When a kid’s ethnicity was unclear–which was not uncommon–the toughs would ask him to identify what block he lived on. To save time and any more trouble than he was already in, Harpo decided early on to answer such questions honestly. So, when a group of Irish or German street kids asked him what street he was from, he’d say 93rd Street. And when they asked which block of 93rd Street—between Third and Lex, “that pinned me down,” he wrote, “I was a Jew.”
Even though Harpo was small, he wasn’t flat footed. He learned that the worst thing he could do was not have anything to “fork over for ransom.” To keep himself from being beaten to a pulp, he never left his block “without some kind of boodle in [his] pocket—a dead tennis ball, an empty thread spool, a penny, anything. It didn’t cost much to buy your freedom; the gesture was the important thing.”

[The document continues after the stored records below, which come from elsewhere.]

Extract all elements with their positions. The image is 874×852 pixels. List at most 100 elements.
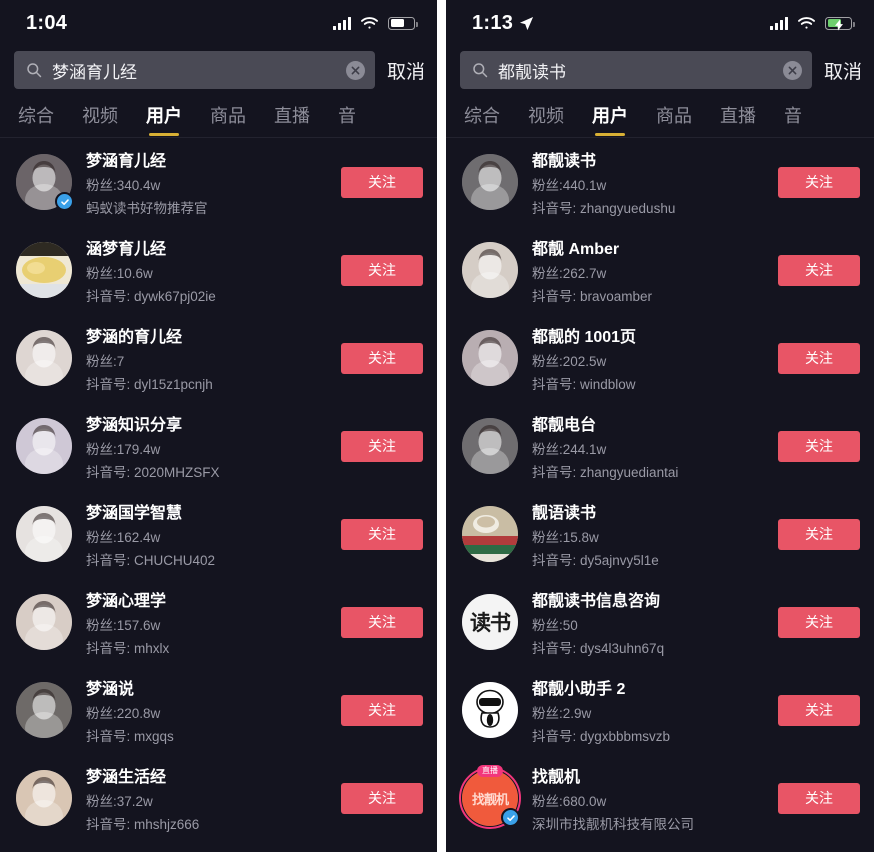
user-row[interactable]: 都靓的 1001页 粉丝:202.5w 抖音号: windblow 关注 bbox=[446, 314, 874, 402]
user-name: 梦涵国学智慧 bbox=[86, 505, 183, 522]
follow-button[interactable]: 关注 bbox=[341, 342, 423, 374]
tab-left-1[interactable]: 视频 bbox=[82, 102, 118, 137]
user-row[interactable]: 梦涵育儿经 粉丝:340.4w 蚂蚁读书好物推荐官 关注 bbox=[0, 138, 437, 226]
cancel-search-button-right[interactable]: 取消 bbox=[822, 57, 862, 84]
tab-left-2[interactable]: 用户 bbox=[146, 102, 182, 137]
avatar-wrapper[interactable] bbox=[462, 154, 518, 210]
user-subtitle: 抖音号: zhangyuedushu bbox=[532, 201, 676, 216]
user-row[interactable]: 梦涵国学智慧 粉丝:162.4w 抖音号: CHUCHU402 关注 bbox=[0, 490, 437, 578]
user-row[interactable]: 都靓电台 粉丝:244.1w 抖音号: zhangyuediantai 关注 bbox=[446, 402, 874, 490]
user-row[interactable]: 梦涵知识分享 粉丝:179.4w 抖音号: 2020MHZSFX 关注 bbox=[0, 402, 437, 490]
follow-button[interactable]: 关注 bbox=[778, 430, 860, 462]
user-fans-count: 粉丝:37.2w bbox=[86, 794, 153, 809]
user-fans-count: 粉丝:179.4w bbox=[86, 442, 161, 457]
avatar-wrapper[interactable] bbox=[16, 682, 72, 738]
avatar-wrapper[interactable]: 找靓机 直播 bbox=[459, 765, 521, 829]
tab-left-0[interactable]: 综合 bbox=[18, 102, 54, 137]
tab-right-4[interactable]: 直播 bbox=[720, 102, 756, 137]
avatar bbox=[462, 506, 518, 562]
user-row[interactable]: 涵梦育儿经 粉丝:10.6w 抖音号: dywk67pj02ie 关注 bbox=[0, 226, 437, 314]
user-meta: 都靓小助手 2 粉丝:2.9w 抖音号: dygxbbbmsvzb bbox=[532, 675, 764, 745]
user-row[interactable]: 读书 都靓读书信息咨询 粉丝:50 抖音号: dys4l3uhn67q 关注 bbox=[446, 578, 874, 666]
tab-right-2[interactable]: 用户 bbox=[592, 102, 628, 137]
user-row[interactable]: 梦涵说 粉丝:220.8w 抖音号: mxgqs 关注 bbox=[0, 666, 437, 754]
avatar-wrapper[interactable]: 读书 bbox=[462, 594, 518, 650]
avatar-wrapper[interactable] bbox=[462, 330, 518, 386]
user-row[interactable]: 梦涵的育儿经 粉丝:7 抖音号: dyl15z1pcnjh 关注 bbox=[0, 314, 437, 402]
user-row[interactable]: 都靓读书 粉丝:440.1w 抖音号: zhangyuedushu 关注 bbox=[446, 138, 874, 226]
avatar-wrapper[interactable] bbox=[462, 682, 518, 738]
user-row[interactable]: 靓语读书 粉丝:15.8w 抖音号: dy5ajnvy5l1e 关注 bbox=[446, 490, 874, 578]
follow-button[interactable]: 关注 bbox=[341, 694, 423, 726]
user-meta: 涵梦育儿经 粉丝:10.6w 抖音号: dywk67pj02ie bbox=[86, 235, 327, 305]
user-name: 涵梦育儿经 bbox=[86, 241, 167, 258]
user-subtitle: 抖音号: dy5ajnvy5l1e bbox=[532, 553, 659, 568]
status-clock-left: 1:04 bbox=[26, 11, 68, 34]
user-subtitle: 抖音号: mhshjz666 bbox=[86, 817, 200, 832]
follow-button[interactable]: 关注 bbox=[341, 166, 423, 198]
tab-right-1[interactable]: 视频 bbox=[528, 102, 564, 137]
avatar bbox=[16, 682, 72, 738]
avatar-wrapper[interactable] bbox=[16, 154, 74, 211]
user-meta: 找靓机 粉丝:680.0w 深圳市找靓机科技有限公司 bbox=[532, 763, 764, 833]
tab-left-5[interactable]: 音 bbox=[338, 102, 356, 137]
follow-button[interactable]: 关注 bbox=[778, 254, 860, 286]
tab-right-0[interactable]: 综合 bbox=[464, 102, 500, 137]
tab-right-3[interactable]: 商品 bbox=[656, 102, 692, 137]
user-name: 梦涵心理学 bbox=[86, 593, 167, 610]
avatar-wrapper[interactable] bbox=[16, 506, 72, 562]
tab-right-5[interactable]: 音 bbox=[784, 102, 802, 137]
user-meta: 都靓的 1001页 粉丝:202.5w 抖音号: windblow bbox=[532, 323, 764, 393]
follow-button[interactable]: 关注 bbox=[341, 430, 423, 462]
follow-button[interactable]: 关注 bbox=[778, 518, 860, 550]
follow-button[interactable]: 关注 bbox=[778, 342, 860, 374]
follow-button[interactable]: 关注 bbox=[778, 782, 860, 814]
user-fans-count: 粉丝:162.4w bbox=[86, 530, 161, 545]
user-row[interactable]: 都靓 Amber 粉丝:262.7w 抖音号: bravoamber 关注 bbox=[446, 226, 874, 314]
user-subtitle: 抖音号: dygxbbbmsvzb bbox=[532, 729, 671, 744]
user-fans-count: 粉丝:50 bbox=[532, 618, 578, 633]
user-result-list-left: 梦涵育儿经 粉丝:340.4w 蚂蚁读书好物推荐官 关注 涵梦育儿经 粉丝:10.6w 抖音… bbox=[0, 138, 437, 842]
user-row[interactable]: 找靓机 直播 找靓机 粉丝:680.0w 深圳市找靓机科技有限公司 关注 bbox=[446, 754, 874, 842]
avatar-wrapper[interactable] bbox=[16, 330, 72, 386]
avatar bbox=[16, 330, 72, 386]
search-tabs-left: 综合 视频 用户 商品 直播音 bbox=[0, 94, 437, 138]
follow-button[interactable]: 关注 bbox=[778, 694, 860, 726]
clear-search-button-right[interactable] bbox=[782, 60, 802, 80]
follow-button[interactable]: 关注 bbox=[341, 606, 423, 638]
search-icon bbox=[26, 62, 42, 78]
follow-button[interactable]: 关注 bbox=[778, 166, 860, 198]
avatar-wrapper[interactable] bbox=[462, 506, 518, 562]
phone-panel-left: 1:04 梦涵育儿经 取消综合 视频 用户 商品 直播音梦涵育儿经 粉丝:340.4w 蚂蚁读书… bbox=[0, 0, 437, 852]
follow-button[interactable]: 关注 bbox=[341, 782, 423, 814]
search-row-right: 都靓读书 取消 bbox=[446, 46, 874, 94]
avatar-wrapper[interactable] bbox=[462, 242, 518, 298]
user-meta: 靓语读书 粉丝:15.8w 抖音号: dy5ajnvy5l1e bbox=[532, 499, 764, 569]
search-input-left[interactable]: 梦涵育儿经 bbox=[14, 51, 375, 89]
clear-search-button-left[interactable] bbox=[345, 60, 365, 80]
user-fans-count: 粉丝:440.1w bbox=[532, 178, 607, 193]
cancel-search-button-left[interactable]: 取消 bbox=[385, 57, 425, 84]
avatar-wrapper[interactable] bbox=[16, 594, 72, 650]
wifi-icon-left bbox=[360, 16, 379, 30]
follow-button[interactable]: 关注 bbox=[341, 518, 423, 550]
tab-left-3[interactable]: 商品 bbox=[210, 102, 246, 137]
avatar bbox=[462, 154, 518, 210]
battery-icon-right bbox=[825, 16, 855, 31]
avatar-wrapper[interactable] bbox=[16, 770, 72, 826]
follow-button[interactable]: 关注 bbox=[341, 254, 423, 286]
user-name: 梦涵的育儿经 bbox=[86, 329, 183, 346]
user-row[interactable]: 都靓小助手 2 粉丝:2.9w 抖音号: dygxbbbmsvzb 关注 bbox=[446, 666, 874, 754]
follow-button[interactable]: 关注 bbox=[778, 606, 860, 638]
search-input-right[interactable]: 都靓读书 bbox=[460, 51, 812, 89]
user-fans-count: 粉丝:220.8w bbox=[86, 706, 161, 721]
user-row[interactable]: 梦涵生活经 粉丝:37.2w 抖音号: mhshjz666 关注 bbox=[0, 754, 437, 842]
avatar-wrapper[interactable] bbox=[16, 418, 72, 474]
tab-left-4[interactable]: 直播 bbox=[274, 102, 310, 137]
avatar bbox=[16, 594, 72, 650]
avatar-wrapper[interactable] bbox=[462, 418, 518, 474]
user-subtitle: 抖音号: dywk67pj02ie bbox=[86, 289, 216, 304]
user-row[interactable]: 梦涵心理学 粉丝:157.6w 抖音号: mhxlx 关注 bbox=[0, 578, 437, 666]
avatar-wrapper[interactable] bbox=[16, 242, 72, 298]
user-meta: 梦涵国学智慧 粉丝:162.4w 抖音号: CHUCHU402 bbox=[86, 499, 327, 569]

Decades later Harpo waxed philosophical about this urban obstacle course. “Every Irish kid who made a Jewish kid knuckle under was made to say ‘Uncle!’ by an Italian, who got his lumps from a German kid, who got his insides kicked out by his old man for street fighting and then went out and beat up an Irish kid to heal his wounds. ‘I’ll teach you!’ was the threat they passed along, Irisher to Jew to Italian to German. Everybody was trying to teach everybody else, all down the line.”
In the end, he concluded, “It was all part of the endless fight for recognition of foreigners in the process of becoming America.”
While few would characterize that brand of multicultural education as ideal, Harpo’s honesty about inevitable interethnic tensions and competition is nonetheless refreshing.
Mosaic, melting pot, salad bowl. These are terms that have been used to describe America’s demographic diversity. But they’re all pretty inaccurate, as they make no reference to the competition and conflict among ethnic–as well as racial groups–that have always characterized American life.
Now that today’s post-civil rights social mandate requires us all to pretend to love one another (or else!), we no longer properly acknowledge the grittier side of group behavior–and human nature–that cannot be banished by either slogans or legislation.
The marvelous Encyclopedia of New York City says the Marx Brothers’ brand of “anarchic comedy” came to be “strongly associated” with ethnic New York. It’s hard not to conclude that the neighborhood conflict they endured as children didn’t play a critical role in forging what the Encyclopedia calls the unique mix of verbal repartee, rapid timing, and physicality that defined their humor.